During the 2016–17 Bobsleigh World Cup Kopacz missed the first half of the season due to an adductor tear. He would return to the World Championships, again pushing Kripps to a sixth-place finish in the four-man. The next season he and Kripps found their groove, they would earn four podium finishes together in the 2016–17 Bobsleigh World Cup and finish first overall in the World Cup to win the Crystal Globe as overall World Cup champions.

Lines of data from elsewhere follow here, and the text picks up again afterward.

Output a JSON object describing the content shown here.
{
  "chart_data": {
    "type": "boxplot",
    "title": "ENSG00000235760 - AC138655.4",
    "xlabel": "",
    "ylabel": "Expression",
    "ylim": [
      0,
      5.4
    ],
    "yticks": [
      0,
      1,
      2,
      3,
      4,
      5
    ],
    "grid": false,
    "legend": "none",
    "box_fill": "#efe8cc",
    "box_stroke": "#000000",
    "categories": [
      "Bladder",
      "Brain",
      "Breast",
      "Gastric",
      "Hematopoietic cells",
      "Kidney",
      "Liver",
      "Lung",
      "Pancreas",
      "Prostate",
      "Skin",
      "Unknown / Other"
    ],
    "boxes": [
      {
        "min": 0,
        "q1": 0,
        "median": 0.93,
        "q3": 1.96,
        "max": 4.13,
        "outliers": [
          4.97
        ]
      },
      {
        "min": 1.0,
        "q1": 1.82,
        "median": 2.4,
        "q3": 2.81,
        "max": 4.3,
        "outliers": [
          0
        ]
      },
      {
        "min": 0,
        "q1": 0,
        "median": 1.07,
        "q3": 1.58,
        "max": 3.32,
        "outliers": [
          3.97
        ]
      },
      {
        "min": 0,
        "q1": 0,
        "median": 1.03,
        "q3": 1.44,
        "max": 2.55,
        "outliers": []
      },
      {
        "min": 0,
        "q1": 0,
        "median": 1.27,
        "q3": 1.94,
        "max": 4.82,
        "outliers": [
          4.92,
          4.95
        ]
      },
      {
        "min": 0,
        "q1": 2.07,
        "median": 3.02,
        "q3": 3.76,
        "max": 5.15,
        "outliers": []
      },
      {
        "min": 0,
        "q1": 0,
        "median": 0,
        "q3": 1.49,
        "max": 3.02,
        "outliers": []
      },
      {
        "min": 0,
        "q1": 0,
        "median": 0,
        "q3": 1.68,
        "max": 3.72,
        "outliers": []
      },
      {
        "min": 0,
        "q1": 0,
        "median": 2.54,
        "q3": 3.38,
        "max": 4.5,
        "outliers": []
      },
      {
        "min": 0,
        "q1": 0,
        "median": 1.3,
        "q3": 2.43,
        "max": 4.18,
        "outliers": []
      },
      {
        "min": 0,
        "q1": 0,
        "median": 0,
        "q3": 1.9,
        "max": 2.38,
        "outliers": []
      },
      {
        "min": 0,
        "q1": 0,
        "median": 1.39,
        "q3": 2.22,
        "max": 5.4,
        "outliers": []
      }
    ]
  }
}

They would carry this momentum into the 2018 Winter Olympics in Pyeongchang, South Korea. In the two-man competition he pushed Kripps to second place through the first two of four runs. In the second day of competition, they were in the lead after three runs. In the fourth and final run they were just a few one hundredths behind Francesco Friedrich of Germany, but in the final run they made up enough time to win gold. In fact the run put them in a tie with Friedrich for the top of the podium. Kripps and Kopacz began celebrating with team, family, and friends. Kopacz said of the gold medal that "within a couple minutes it was a sea of emotion, a sea of teammates and tears from my parents."

==Personal==
He completed his mechanical engineering degree at University of Western Ontario in 2013 and a physics degree in 2018 at University of Western Ontario, and is co-founder of Step Sciences. He contracted COVID-19 in April 2021 and was later hospitalized in London, Ontario; he was one of the participants in a study of long COVID conducted by five medical institutions in Ontario in 2021–22.